Ocean Exploration will help us understand of our future
Taking a quote from Sylvia Earle: “No water, no life. No blue, no green” –
I hope for greater investment in and exploration of the marine resources on the planet.
It was really great to see that the Minister for Agriculture, Food and the Marine, Charlie McConalogue T.D., has earmarked the construction of a new marine research vessel for the State in the Department’s Budget this year.
This investment allows the Marine Institute to progress construction on the replacement of the 23 year old Celtic Voyager with a new 52.8 metre modern research vessel. It will provide critical national infrastructure to enable Ireland to address challenges of Brexit and the Common Fisheries Policy as well as climate-induced impacts on our oceans. The build process is expected to be completed in summer 2022 and it will be built in the Spanish shipyard Astilleros Armon Vigo. This new sea going infrastructure will allow Ireland to continue its critical research – deepening our understanding of our oceans and our natural resources. This is a great advance since the 2003 commissioning of the RV Celtic Explorer (picture), at the time described as multi-purpose deep-sea research vessel.
This is really exciting for our research team because we are planning studies on chemical occurrence in the ocean over the coming 4 years. This will mean some scientific studies in the Atlantic, testing new methods of sampling marine waters and bringing samples back to the lab for analysis.

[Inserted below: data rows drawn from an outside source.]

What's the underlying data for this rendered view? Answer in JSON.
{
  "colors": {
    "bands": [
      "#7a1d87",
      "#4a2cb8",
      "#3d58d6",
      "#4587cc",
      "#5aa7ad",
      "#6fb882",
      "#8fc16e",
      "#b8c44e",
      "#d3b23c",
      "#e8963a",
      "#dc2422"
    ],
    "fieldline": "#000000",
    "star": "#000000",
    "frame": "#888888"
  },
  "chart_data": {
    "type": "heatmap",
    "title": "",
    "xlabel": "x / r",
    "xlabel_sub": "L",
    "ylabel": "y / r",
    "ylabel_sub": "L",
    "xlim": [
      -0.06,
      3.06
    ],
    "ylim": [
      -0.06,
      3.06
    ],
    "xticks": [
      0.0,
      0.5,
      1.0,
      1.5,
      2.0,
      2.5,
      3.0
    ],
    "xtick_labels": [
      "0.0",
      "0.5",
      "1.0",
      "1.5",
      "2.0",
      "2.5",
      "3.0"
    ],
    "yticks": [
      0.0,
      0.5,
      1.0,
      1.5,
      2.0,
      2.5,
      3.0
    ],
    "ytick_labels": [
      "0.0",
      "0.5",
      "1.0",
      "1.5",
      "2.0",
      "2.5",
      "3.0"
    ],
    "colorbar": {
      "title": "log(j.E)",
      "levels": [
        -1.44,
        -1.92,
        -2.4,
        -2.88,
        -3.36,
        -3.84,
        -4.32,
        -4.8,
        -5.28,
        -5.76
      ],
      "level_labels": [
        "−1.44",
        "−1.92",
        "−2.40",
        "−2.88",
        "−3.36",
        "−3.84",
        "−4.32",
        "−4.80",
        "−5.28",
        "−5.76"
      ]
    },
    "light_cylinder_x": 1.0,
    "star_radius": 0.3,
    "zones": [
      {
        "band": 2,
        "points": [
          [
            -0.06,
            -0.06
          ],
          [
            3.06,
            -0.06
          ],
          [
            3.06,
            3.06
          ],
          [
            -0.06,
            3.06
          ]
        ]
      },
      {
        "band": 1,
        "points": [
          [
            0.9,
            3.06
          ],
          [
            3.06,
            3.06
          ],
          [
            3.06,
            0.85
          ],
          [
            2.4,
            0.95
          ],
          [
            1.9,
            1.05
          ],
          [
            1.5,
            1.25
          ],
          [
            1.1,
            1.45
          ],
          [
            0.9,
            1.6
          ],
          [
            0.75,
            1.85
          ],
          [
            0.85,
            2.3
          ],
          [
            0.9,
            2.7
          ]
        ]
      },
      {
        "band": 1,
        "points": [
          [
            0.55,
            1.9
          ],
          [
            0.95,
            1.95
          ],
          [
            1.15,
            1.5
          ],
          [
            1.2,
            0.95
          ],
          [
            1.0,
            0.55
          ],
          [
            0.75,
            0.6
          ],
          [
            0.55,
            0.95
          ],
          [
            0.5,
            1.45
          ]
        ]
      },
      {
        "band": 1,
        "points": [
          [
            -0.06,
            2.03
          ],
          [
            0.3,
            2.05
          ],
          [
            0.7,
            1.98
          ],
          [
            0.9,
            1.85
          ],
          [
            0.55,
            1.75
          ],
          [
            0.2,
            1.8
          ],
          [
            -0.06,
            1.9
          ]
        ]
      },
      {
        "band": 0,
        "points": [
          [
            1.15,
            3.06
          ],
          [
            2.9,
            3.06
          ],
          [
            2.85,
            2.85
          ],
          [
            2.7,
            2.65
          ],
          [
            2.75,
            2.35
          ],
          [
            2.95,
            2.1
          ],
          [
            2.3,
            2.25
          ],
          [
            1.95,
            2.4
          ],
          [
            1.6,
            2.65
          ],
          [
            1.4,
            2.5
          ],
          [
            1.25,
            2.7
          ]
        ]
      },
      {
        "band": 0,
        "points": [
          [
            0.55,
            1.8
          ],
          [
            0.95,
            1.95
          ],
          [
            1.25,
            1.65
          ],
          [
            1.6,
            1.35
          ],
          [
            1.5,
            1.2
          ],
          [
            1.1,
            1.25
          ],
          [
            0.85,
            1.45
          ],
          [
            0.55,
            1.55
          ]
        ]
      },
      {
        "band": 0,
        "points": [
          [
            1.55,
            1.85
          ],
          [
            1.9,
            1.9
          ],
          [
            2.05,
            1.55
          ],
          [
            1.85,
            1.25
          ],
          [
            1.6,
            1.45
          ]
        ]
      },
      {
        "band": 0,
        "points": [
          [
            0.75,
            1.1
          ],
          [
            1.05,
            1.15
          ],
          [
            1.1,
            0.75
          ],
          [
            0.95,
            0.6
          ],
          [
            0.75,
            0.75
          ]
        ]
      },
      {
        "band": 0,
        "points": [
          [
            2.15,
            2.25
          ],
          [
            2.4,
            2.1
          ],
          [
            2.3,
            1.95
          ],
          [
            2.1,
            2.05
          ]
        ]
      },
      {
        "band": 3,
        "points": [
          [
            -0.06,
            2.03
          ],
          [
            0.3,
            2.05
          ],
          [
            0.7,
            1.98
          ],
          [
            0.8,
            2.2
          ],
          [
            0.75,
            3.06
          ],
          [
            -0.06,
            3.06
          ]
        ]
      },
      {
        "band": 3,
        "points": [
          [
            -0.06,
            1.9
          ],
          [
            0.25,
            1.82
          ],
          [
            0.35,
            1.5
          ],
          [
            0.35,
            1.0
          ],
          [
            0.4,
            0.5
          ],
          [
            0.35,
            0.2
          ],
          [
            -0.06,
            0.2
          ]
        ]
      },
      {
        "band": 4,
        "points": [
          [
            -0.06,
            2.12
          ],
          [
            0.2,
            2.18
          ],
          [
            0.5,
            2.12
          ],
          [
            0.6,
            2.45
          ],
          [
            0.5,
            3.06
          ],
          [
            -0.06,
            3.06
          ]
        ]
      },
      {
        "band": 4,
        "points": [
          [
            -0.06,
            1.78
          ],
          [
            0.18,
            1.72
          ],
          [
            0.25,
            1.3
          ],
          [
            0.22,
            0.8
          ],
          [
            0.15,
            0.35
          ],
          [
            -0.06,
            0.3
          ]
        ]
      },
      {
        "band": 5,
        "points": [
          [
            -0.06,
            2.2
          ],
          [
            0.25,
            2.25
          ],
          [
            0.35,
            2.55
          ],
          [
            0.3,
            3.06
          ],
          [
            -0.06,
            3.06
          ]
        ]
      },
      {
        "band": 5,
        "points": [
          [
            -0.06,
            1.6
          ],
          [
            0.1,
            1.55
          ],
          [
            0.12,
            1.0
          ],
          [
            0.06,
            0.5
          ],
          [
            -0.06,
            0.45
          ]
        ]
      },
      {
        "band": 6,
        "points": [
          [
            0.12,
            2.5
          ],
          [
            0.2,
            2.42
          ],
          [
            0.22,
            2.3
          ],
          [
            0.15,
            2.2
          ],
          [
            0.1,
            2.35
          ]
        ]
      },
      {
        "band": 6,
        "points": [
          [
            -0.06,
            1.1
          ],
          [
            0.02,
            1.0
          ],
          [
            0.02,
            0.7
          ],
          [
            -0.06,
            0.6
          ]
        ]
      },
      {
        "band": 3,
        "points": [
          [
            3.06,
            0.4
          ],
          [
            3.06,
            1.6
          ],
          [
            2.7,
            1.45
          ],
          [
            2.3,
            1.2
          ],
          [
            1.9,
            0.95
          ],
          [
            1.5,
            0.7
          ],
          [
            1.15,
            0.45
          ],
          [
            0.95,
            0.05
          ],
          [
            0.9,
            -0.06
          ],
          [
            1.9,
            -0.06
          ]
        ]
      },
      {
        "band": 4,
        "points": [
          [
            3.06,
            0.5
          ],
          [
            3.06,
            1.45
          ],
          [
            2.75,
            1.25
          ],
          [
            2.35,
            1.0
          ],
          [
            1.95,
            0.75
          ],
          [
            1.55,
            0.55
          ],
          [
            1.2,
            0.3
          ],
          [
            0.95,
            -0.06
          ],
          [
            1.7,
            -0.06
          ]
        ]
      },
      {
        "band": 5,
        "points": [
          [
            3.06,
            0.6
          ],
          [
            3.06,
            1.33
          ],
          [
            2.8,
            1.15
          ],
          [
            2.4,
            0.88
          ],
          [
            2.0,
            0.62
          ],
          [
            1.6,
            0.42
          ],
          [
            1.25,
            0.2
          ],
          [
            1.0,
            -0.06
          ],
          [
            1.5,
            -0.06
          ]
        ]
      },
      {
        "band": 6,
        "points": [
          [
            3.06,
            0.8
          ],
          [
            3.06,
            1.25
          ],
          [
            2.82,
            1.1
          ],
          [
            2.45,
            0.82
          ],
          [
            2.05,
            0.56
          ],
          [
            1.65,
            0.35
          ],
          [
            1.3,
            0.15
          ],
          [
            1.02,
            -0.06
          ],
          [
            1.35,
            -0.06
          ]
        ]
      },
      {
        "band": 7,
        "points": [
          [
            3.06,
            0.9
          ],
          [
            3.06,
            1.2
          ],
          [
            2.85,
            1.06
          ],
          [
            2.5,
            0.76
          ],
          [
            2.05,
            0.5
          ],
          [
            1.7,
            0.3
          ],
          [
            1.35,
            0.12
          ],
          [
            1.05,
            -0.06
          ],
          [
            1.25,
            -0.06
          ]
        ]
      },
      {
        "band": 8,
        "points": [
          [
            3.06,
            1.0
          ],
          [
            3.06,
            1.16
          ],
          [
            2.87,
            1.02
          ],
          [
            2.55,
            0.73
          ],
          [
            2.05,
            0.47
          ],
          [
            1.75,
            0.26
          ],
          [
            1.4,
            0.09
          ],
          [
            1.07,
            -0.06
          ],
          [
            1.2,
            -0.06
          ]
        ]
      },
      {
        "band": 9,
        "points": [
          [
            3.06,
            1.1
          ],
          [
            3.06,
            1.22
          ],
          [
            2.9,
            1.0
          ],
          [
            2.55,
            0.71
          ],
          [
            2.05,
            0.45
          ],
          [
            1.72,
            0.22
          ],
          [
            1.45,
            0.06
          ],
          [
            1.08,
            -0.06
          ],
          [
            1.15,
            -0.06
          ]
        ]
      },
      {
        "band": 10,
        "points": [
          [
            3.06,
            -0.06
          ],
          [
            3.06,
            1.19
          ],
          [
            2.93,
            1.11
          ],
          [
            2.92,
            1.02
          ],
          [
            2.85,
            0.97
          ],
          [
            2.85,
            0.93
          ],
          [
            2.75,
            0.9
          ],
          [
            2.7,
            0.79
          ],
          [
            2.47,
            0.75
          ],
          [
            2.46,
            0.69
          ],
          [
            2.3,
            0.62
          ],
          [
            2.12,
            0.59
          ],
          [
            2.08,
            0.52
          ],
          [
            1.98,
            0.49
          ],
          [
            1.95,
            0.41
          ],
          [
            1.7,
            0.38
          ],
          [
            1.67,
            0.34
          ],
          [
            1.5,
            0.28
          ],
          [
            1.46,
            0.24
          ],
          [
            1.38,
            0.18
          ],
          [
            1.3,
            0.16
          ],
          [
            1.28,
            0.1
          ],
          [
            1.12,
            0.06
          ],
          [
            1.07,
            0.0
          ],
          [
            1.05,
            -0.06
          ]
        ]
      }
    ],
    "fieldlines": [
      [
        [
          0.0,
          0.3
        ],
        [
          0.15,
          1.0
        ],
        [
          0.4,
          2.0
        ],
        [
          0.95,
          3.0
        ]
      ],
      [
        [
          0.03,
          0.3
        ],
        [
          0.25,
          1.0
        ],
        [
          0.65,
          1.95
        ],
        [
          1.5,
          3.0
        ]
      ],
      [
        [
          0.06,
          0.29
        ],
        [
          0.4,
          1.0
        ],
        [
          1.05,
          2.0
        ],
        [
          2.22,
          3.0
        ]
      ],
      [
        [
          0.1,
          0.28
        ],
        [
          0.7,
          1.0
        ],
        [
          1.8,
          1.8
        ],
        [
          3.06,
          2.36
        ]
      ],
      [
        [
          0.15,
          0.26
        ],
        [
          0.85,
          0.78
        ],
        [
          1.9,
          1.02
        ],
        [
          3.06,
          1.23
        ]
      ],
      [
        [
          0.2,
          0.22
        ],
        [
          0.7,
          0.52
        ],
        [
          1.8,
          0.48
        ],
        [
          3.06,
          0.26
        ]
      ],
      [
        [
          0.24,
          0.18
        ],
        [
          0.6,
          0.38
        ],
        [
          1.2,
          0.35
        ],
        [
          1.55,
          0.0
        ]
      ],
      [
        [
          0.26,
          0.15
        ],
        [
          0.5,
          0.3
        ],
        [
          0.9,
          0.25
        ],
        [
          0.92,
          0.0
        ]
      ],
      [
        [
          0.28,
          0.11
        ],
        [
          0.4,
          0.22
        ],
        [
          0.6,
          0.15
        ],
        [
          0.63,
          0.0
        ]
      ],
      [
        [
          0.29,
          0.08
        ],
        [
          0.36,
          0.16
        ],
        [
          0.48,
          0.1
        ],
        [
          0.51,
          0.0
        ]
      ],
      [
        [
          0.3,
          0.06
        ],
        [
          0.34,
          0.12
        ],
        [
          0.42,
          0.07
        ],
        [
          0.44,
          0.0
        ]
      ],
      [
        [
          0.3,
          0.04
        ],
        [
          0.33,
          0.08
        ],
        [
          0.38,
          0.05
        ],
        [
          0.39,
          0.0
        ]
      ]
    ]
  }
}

Sylvia Earle, oceanographer, explorer, author and lecturer says “Knowing is the key to caring, and with caring there is hope that people will be motivated to take positive actions”. The range of areas of marine science and ocean exploration happening in Ireland means we can get real value from these important infrastructure investments. There is so much to learn from our oceans that can help restore the planet.